Purity of mind and soul motivate the business plan, and traditional marketing, as it turns out, has been minimal.

Only last year did the company begin a concentrated advertising campaign.

It is so far limited to print ads in publications such as The Vancouver Sun daily newspaper, The North Shore News, Chinese-language Sing Tao, and French-language Le Soleil de colombie.

Two eight-page flyers, circulated to 115,000 each, were distributed in March and May and featured stories about products and the oft-times small-scale, organic suppliers to Capers.

But word-of-mouth promotion, and customer satisfaction are still the primary strategies to keep the business coming back in a retail era dominated by superstores and discount warehouses.

Competition from the big boys does not turn Issenman’s head.

‘Our biggest competition is ourselves,’ she says. ‘That’s motivation enough to do better.’
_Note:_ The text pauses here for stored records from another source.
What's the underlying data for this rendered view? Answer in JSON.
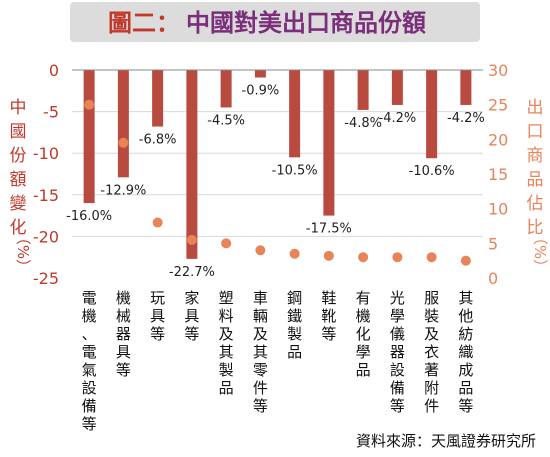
{
  "header": {
    "prefix": "圖二：",
    "title": "中國對美出口商品份額"
  },
  "source": "資料來源：天風證券研究所",
  "colors": {
    "bar": "#b94a40",
    "dot": "#e8845a",
    "left_axis": "#c0392b",
    "right_axis": "#e8845a",
    "title_prefix": "#c0392b",
    "title_main": "#7b2f7a",
    "title_band": "#dcdcdc"
  },
  "chart_data": {
    "type": "bar",
    "categories": [
      "電機、電氣設備等",
      "機械器具等",
      "玩具等",
      "家具等",
      "塑料及其製品",
      "車輛及其零件等",
      "鋼鐵製品",
      "鞋靴等",
      "有機化學品",
      "光學儀器設備等",
      "服裝及衣著附件",
      "其他紡織成品等"
    ],
    "series": [
      {
        "name": "中國份額變化",
        "type": "bar",
        "axis": "left",
        "values": [
          -16.0,
          -12.9,
          -6.8,
          -22.7,
          -4.5,
          -0.9,
          -10.5,
          -17.5,
          -4.8,
          -4.2,
          -10.6,
          -4.2
        ],
        "labels": [
          "-16.0%",
          "-12.9%",
          "-6.8%",
          "-22.7%",
          "-4.5%",
          "-0.9%",
          "-10.5%",
          "-17.5%",
          "-4.8%",
          "-4.2%",
          "-10.6%",
          "-4.2%"
        ]
      },
      {
        "name": "出口商品佔比",
        "type": "scatter",
        "axis": "right",
        "values": [
          25.0,
          19.5,
          8.0,
          5.5,
          5.0,
          4.0,
          3.5,
          3.2,
          3.0,
          3.0,
          3.0,
          2.5
        ]
      }
    ],
    "left_axis": {
      "label": "中國份額變化",
      "unit": "（%）",
      "ylim": [
        -25,
        0
      ],
      "ticks": [
        0,
        -5,
        -10,
        -15,
        -20,
        -25
      ],
      "tick_labels": [
        "0",
        "-5",
        "-10",
        "-15",
        "-20",
        "-25"
      ]
    },
    "right_axis": {
      "label": "出口商品佔比",
      "unit": "（%）",
      "ylim": [
        0,
        30
      ],
      "ticks": [
        30,
        25,
        20,
        15,
        10,
        5,
        0
      ],
      "tick_labels": [
        "30",
        "25",
        "20",
        "15",
        "10",
        "5",
        "0"
      ]
    },
    "grid": true
  }
}
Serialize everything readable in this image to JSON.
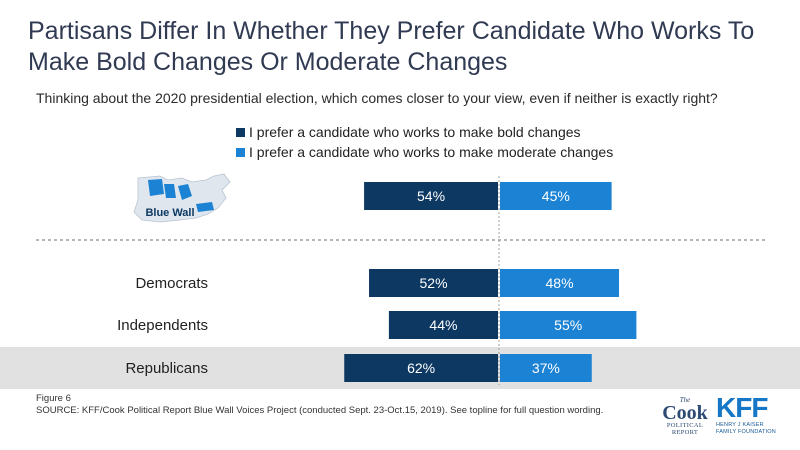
{
  "title": "Partisans Differ In Whether They Prefer Candidate Who Works To Make Bold Changes Or Moderate Changes",
  "subtitle": "Thinking about the 2020 presidential election, which comes closer to your view, even if neither is exactly right?",
  "colors": {
    "bold": "#0c3862",
    "moderate": "#1c82d4",
    "highlight_band": "#e1e1e1",
    "divider": "#8c8c8c",
    "map_fill": "#dfe6ee",
    "map_highlight": "#1c82d4"
  },
  "footer": {
    "figure": "Figure 6",
    "source": "SOURCE: KFF/Cook Political Report Blue Wall Voices Project (conducted Sept. 23-Oct.15, 2019). See topline for full question wording."
  },
  "logos": {
    "cook_the": "The",
    "cook_name": "Cook",
    "cook_sub1": "POLITICAL",
    "cook_sub2": "REPORT",
    "kff_name": "KFF",
    "kff_sub1": "HENRY J KAISER",
    "kff_sub2": "FAMILY FOUNDATION"
  },
  "map_label": "Blue Wall",
  "chart_data": {
    "type": "bar",
    "orientation": "horizontal-diverging",
    "categories": [
      "Blue Wall",
      "Democrats",
      "Independents",
      "Republicans"
    ],
    "series": [
      {
        "name": "I prefer a candidate who works to make bold changes",
        "values": [
          54,
          52,
          44,
          62
        ],
        "labels": [
          "54%",
          "52%",
          "44%",
          "62%"
        ]
      },
      {
        "name": "I prefer a candidate who works to make moderate changes",
        "values": [
          45,
          48,
          55,
          37
        ],
        "labels": [
          "45%",
          "48%",
          "55%",
          "37%"
        ]
      }
    ],
    "highlight_category": "Republicans",
    "legend_position": "top-center"
  }
}
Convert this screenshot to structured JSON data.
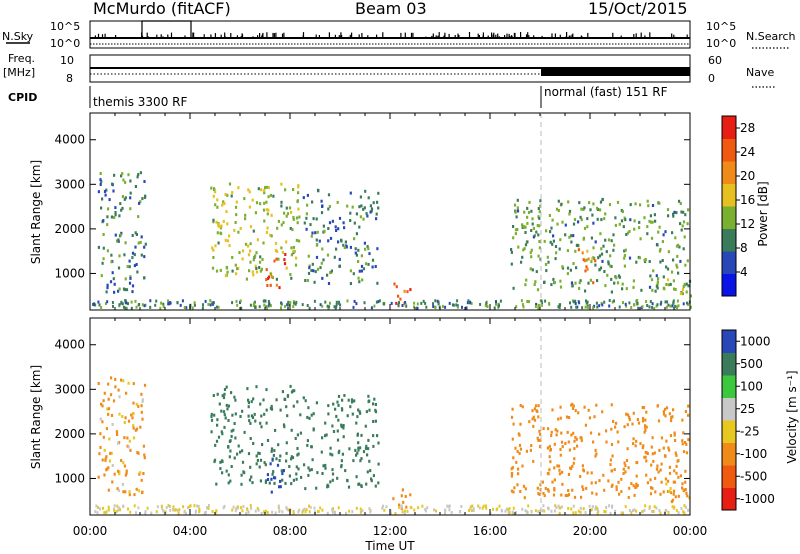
{
  "header": {
    "station": "McMurdo (fitACF)",
    "beam": "Beam 03",
    "date": "15/Oct/2015"
  },
  "side_labels": {
    "nsky": "N.Sky",
    "freq": "Freq.",
    "freq_unit": "[MHz]",
    "cpid": "CPID",
    "nsearch": "N.Search",
    "nave": "Nave"
  },
  "top_panel": {
    "left_ticks": [
      "10^5",
      "10^0"
    ],
    "right_ticks": [
      "10^5",
      "10^0"
    ],
    "freq_ticks": [
      "10",
      "8"
    ],
    "nave_ticks": [
      "60",
      "0"
    ]
  },
  "cpid_labels": {
    "left": "themis 3300 RF",
    "right": "normal (fast) 151 RF"
  },
  "colors": {
    "power_scale": [
      "#0a14e6",
      "#2848b8",
      "#3a7c5a",
      "#7ab030",
      "#e6c020",
      "#f08a18",
      "#f05a10",
      "#e61e14"
    ],
    "velocity_scale": [
      "#e61e14",
      "#f05a10",
      "#f08a18",
      "#e6c820",
      "#c8c8c8",
      "#3cc83c",
      "#3a7c5a",
      "#2848b8"
    ]
  },
  "chart_data": [
    {
      "type": "heatmap",
      "panel": "power",
      "ylabel": "Slant Range [km]",
      "ylim": [
        180,
        4600
      ],
      "yticks": [
        "1000",
        "2000",
        "3000",
        "4000"
      ],
      "xlim_hours": [
        0,
        24
      ],
      "xticks": [
        "00:00",
        "04:00",
        "08:00",
        "12:00",
        "16:00",
        "20:00",
        "00:00"
      ],
      "colorbar": {
        "label": "Power [dB]",
        "ticks": [
          "4",
          "8",
          "12",
          "16",
          "20",
          "24",
          "28"
        ],
        "range": [
          0,
          30
        ]
      },
      "echo_regions": [
        {
          "t0": 0.3,
          "t1": 2.2,
          "r0": 600,
          "r1": 3300,
          "value": 9
        },
        {
          "t0": 4.8,
          "t1": 8.4,
          "r0": 900,
          "r1": 3100,
          "value": 14
        },
        {
          "t0": 7.0,
          "t1": 7.8,
          "r0": 700,
          "r1": 1500,
          "value": 26
        },
        {
          "t0": 8.5,
          "t1": 11.5,
          "r0": 800,
          "r1": 2900,
          "value": 9
        },
        {
          "t0": 12.0,
          "t1": 12.8,
          "r0": 300,
          "r1": 800,
          "value": 24
        },
        {
          "t0": 16.8,
          "t1": 23.9,
          "r0": 600,
          "r1": 2700,
          "value": 11
        },
        {
          "t0": 19.5,
          "t1": 20.2,
          "r0": 800,
          "r1": 1600,
          "value": 22
        },
        {
          "t0": 23.0,
          "t1": 24.0,
          "r0": 500,
          "r1": 1000,
          "value": 14
        }
      ]
    },
    {
      "type": "heatmap",
      "panel": "velocity",
      "ylabel": "Slant Range [km]",
      "ylim": [
        180,
        4600
      ],
      "yticks": [
        "1000",
        "2000",
        "3000",
        "4000"
      ],
      "xlim_hours": [
        0,
        24
      ],
      "xticks": [
        "00:00",
        "04:00",
        "08:00",
        "12:00",
        "16:00",
        "20:00",
        "00:00"
      ],
      "xlabel": "Time UT",
      "colorbar": {
        "label": "Velocity [m s⁻¹]",
        "ticks": [
          "1000",
          "500",
          "100",
          "25",
          "-25",
          "-100",
          "-500",
          "-1000"
        ]
      },
      "echo_regions": [
        {
          "t0": 0.3,
          "t1": 2.2,
          "r0": 600,
          "r1": 3300,
          "value": -150
        },
        {
          "t0": 4.8,
          "t1": 8.4,
          "r0": 900,
          "r1": 3100,
          "value": 300
        },
        {
          "t0": 7.0,
          "t1": 7.8,
          "r0": 700,
          "r1": 1500,
          "value": 800
        },
        {
          "t0": 8.5,
          "t1": 11.5,
          "r0": 800,
          "r1": 2900,
          "value": 250
        },
        {
          "t0": 12.0,
          "t1": 12.8,
          "r0": 300,
          "r1": 800,
          "value": -300
        },
        {
          "t0": 16.8,
          "t1": 23.9,
          "r0": 600,
          "r1": 2700,
          "value": -350
        },
        {
          "t0": 23.0,
          "t1": 24.0,
          "r0": 500,
          "r1": 1000,
          "value": -200
        }
      ]
    }
  ]
}
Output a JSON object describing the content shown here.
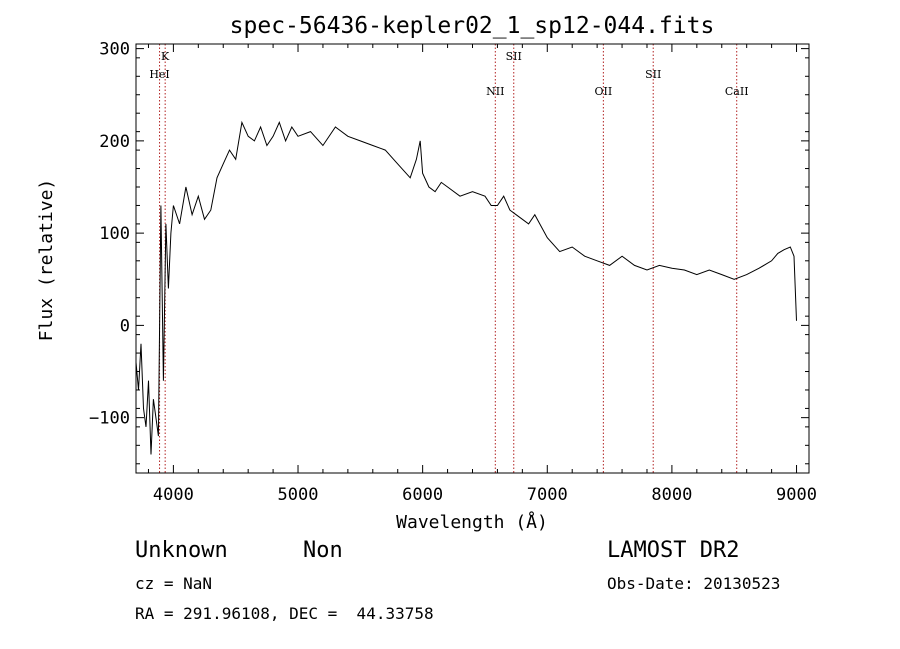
{
  "chart_data": {
    "type": "line",
    "title": "spec-56436-kepler02_1_sp12-044.fits",
    "xlabel": "Wavelength (Å)",
    "ylabel": "Flux (relative)",
    "xlim": [
      3700,
      9100
    ],
    "ylim": [
      -160,
      305
    ],
    "x_ticks": [
      4000,
      5000,
      6000,
      7000,
      8000,
      9000
    ],
    "y_ticks": [
      -100,
      0,
      100,
      200,
      300
    ],
    "line_color": "#000000",
    "marker_color": "#b22222",
    "grid": false,
    "lines": [
      {
        "label": "K",
        "x": 3934
      },
      {
        "label": "HeI",
        "x": 3889
      },
      {
        "label": "NII",
        "x": 6583
      },
      {
        "label": "SII",
        "x": 6731
      },
      {
        "label": "OII",
        "x": 7450
      },
      {
        "label": "SII",
        "x": 7850
      },
      {
        "label": "CaII",
        "x": 8520
      }
    ],
    "series": [
      {
        "x": [
          3700,
          3720,
          3740,
          3760,
          3780,
          3800,
          3820,
          3840,
          3860,
          3880,
          3900,
          3920,
          3940,
          3960,
          3980,
          4000,
          4050,
          4100,
          4150,
          4200,
          4250,
          4300,
          4350,
          4400,
          4450,
          4500,
          4550,
          4600,
          4650,
          4700,
          4750,
          4800,
          4850,
          4900,
          4950,
          5000,
          5100,
          5200,
          5300,
          5400,
          5500,
          5600,
          5700,
          5800,
          5900,
          5950,
          5980,
          6000,
          6050,
          6100,
          6150,
          6200,
          6300,
          6400,
          6500,
          6550,
          6600,
          6650,
          6700,
          6750,
          6800,
          6850,
          6900,
          7000,
          7100,
          7200,
          7300,
          7400,
          7500,
          7600,
          7700,
          7800,
          7900,
          8000,
          8100,
          8200,
          8300,
          8400,
          8500,
          8600,
          8700,
          8800,
          8850,
          8900,
          8950,
          8980,
          9000
        ],
        "values": [
          -40,
          -70,
          -20,
          -90,
          -110,
          -60,
          -140,
          -80,
          -100,
          -120,
          130,
          -60,
          110,
          40,
          100,
          130,
          110,
          150,
          120,
          140,
          115,
          125,
          160,
          175,
          190,
          180,
          220,
          205,
          200,
          215,
          195,
          205,
          220,
          200,
          215,
          205,
          210,
          195,
          215,
          205,
          200,
          195,
          190,
          175,
          160,
          180,
          200,
          165,
          150,
          145,
          155,
          150,
          140,
          145,
          140,
          130,
          130,
          140,
          125,
          120,
          115,
          110,
          120,
          95,
          80,
          85,
          75,
          70,
          65,
          75,
          65,
          60,
          65,
          62,
          60,
          55,
          60,
          55,
          50,
          55,
          62,
          70,
          78,
          82,
          85,
          75,
          5
        ]
      }
    ]
  },
  "info": {
    "object_class": "Unknown",
    "object_subclass": "Non",
    "cz": "cz = NaN",
    "radec": "RA = 291.96108, DEC =  44.33758",
    "survey": "LAMOST DR2",
    "obs_date": "Obs-Date: 20130523"
  }
}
‘We pay extraordinary attention to what we sell. We read the labels, question our suppliers. .

‘Customers are leaving a lot of decision-making to us. There’s some sense that if Capers carries it, we’ve checked it out. We don’t do everything right, but we try.’

Issenman says Capers staff tend to be better educated and more motivated because they believe in what they do.

‘I’m not sure at a conventional supermarket, you’ll find the same level of motivation,’ she says. ‘Staff here believe in organic farming, environmental matters, and enjoy the sense of community.’

A prominently displayed feedback board invites customers to tack up suggestions and complaints, and various managers respond to the concerns.

‘We take that very seriously,’ Issenman says. ‘A lot of people feel a part of Capers.

Capers has a no-risk guarantee, which means that customers can try new, and odd, foods, and if they are unsatisfied, the product will be replaced or refunded.

Consequently, cashiers, managers and anyone on the floor are empowered to exchange product.

‘No one has to look for the boss,’ Issenman says.

The company is also extremely information-oriented, a characteristic that means the typically well-educated, well-heeled crowd that shops at Capers has lots to read when browsing through the bins.

The expansion to Kitsilano in late November was helped by the excitement around the new complex in which the store is housed.

Built by Salt Like Projects, the complex is heated and cooled geothermally and features other energy-saving, environmentally appealing aspects consistent with the Capers philosophy.

The genesis of the company goes back to the late 1970s, when Precious – who, today, still commutes to Nelson, spending about one week per month on the farm – would truck organic fruits from the Okanagan Valley to the Gulf Islands.

When he started Capers in 1985 in West Van, word began to spread, popularity grew, and, eventually, the cafe, bakery and prepared foods sections began to grow.

Issenman says the company, which now employs 200, up from 15 when it began, got a reputation for being a funky place with a country store atmosphere.

She says sales at the West Van store grew 25% over fiscal 1992-93, and, with the expansion, overall company sales should top 65% growth in the current fiscal year.

‘The store was built from the inside out and continues to change,’ Issenman says.

And it is the pulsating, organic feel to Capers that continues to draw business today.